The approach has posed huge obstacles. Cancer arises from the body's own cells, so T cells are profoundly tolerant of these renegades. By the same token, overriding this tolerance with a marker protein is risky, because markers found on cancer cells are also usually on healthy cells.

That's why most of the success to date with CAR therapies has been reported in blood cancers in which B cells turn malignant. B cells, which normally help fight infection, have a unique protein marker not found on any other cells. B cells are not indispensible to the body, so the patient can afford to lose both healthy and malignant B cells to the CAR-driven T cells.

That's not to minimize the temporary side effects. All of the patients treated at Penn and Children's suffered serious - and in several cases, catastrophic - reactions when the CAR T cells went into overdrive.

However, researchers have used a new rheumatoid arthritis drug, Actemra, to counter the worst effects, and no patients have suffered permanent damage from the therapy.

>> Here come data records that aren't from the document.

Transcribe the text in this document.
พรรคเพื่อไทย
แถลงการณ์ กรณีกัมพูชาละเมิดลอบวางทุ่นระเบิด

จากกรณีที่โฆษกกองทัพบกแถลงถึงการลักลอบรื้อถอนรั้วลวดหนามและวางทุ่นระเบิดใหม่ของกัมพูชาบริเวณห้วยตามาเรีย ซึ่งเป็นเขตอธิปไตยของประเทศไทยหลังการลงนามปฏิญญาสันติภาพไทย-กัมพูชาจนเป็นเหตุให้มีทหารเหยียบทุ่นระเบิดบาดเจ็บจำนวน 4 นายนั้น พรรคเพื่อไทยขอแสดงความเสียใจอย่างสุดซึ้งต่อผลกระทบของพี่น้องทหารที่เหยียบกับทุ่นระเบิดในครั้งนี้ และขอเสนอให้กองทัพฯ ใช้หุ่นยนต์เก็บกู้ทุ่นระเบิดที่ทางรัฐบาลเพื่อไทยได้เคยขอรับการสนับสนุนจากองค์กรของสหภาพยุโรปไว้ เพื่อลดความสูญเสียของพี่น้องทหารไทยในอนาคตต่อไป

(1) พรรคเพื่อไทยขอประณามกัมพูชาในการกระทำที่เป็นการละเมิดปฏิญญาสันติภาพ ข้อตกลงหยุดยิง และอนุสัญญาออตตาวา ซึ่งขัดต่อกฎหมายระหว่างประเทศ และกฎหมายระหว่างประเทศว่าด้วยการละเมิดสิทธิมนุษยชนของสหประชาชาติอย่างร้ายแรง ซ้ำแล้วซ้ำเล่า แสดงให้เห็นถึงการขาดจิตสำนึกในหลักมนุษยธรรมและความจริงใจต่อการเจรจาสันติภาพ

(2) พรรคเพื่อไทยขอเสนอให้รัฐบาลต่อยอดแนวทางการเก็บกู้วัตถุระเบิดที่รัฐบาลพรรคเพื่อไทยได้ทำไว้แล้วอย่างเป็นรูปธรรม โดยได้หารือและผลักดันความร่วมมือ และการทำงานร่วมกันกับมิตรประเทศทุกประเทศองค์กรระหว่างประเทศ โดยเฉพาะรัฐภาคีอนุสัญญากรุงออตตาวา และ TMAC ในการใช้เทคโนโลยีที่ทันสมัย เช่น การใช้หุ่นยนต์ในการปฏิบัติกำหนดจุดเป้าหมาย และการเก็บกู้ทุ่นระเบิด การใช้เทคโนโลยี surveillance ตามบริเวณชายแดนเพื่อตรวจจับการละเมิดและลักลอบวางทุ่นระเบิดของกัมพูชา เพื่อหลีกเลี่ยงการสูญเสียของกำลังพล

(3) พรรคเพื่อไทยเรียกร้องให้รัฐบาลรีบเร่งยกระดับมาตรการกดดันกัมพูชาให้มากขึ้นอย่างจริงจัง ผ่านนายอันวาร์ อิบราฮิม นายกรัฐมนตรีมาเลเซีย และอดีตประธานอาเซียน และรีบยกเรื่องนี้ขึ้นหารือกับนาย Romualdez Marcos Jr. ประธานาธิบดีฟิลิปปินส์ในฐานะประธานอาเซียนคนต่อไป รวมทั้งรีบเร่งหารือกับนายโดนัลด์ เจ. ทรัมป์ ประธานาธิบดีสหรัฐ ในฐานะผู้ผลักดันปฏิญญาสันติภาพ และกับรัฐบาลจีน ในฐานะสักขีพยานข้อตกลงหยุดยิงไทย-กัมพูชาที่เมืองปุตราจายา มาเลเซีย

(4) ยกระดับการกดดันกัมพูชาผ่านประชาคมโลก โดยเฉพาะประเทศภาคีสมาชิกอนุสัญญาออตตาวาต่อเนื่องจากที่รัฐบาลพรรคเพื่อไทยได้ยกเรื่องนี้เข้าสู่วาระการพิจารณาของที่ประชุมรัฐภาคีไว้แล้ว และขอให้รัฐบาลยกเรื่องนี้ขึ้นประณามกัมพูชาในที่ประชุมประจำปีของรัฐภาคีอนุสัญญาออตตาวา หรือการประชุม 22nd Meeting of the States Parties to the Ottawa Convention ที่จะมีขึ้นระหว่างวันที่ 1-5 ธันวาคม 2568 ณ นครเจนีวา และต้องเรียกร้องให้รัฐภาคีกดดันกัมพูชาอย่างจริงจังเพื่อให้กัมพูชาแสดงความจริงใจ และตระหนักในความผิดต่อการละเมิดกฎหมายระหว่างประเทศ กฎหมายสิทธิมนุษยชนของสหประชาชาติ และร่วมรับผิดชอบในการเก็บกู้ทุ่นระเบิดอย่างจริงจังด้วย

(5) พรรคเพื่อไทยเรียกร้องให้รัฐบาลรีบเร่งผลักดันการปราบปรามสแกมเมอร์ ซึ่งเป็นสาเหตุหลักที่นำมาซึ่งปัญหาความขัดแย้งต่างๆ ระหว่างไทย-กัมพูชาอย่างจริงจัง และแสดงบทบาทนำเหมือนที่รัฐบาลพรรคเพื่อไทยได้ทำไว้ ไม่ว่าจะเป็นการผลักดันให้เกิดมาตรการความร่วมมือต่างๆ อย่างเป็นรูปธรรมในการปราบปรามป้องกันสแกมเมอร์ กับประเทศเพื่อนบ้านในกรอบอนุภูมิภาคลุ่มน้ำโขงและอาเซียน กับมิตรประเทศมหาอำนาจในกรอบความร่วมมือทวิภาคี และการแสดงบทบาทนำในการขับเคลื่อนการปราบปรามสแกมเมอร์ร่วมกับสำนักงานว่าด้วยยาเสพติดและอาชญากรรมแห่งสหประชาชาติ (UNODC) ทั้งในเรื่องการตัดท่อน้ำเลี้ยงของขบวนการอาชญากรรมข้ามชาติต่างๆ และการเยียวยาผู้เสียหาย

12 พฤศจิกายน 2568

The latest study is not the first to report high remission rates in B cell blood cancers, said Children's Hospital oncologist Stephan Grupp, one of the authors.

"But where our data differ, in addition to having a 90 percent response rate, two-thirds of the patients remain in remission six months afterward, with no further therapy," Grupp said.

The researchers speculate that their CAR T cells are better at multiplying and persisting in patients' bodies.

Enrollment has continued since the published data were compiled. Through this month, a total of 40 children and 15 adults with acute lymphoblastic leukemia (ALL) have been treated, said Penn oncologist David Porter.

"This represents a really powerful therapy for ALL," Porter said. "We've treated enough patients to confirm that. It's time to start multi-center trials."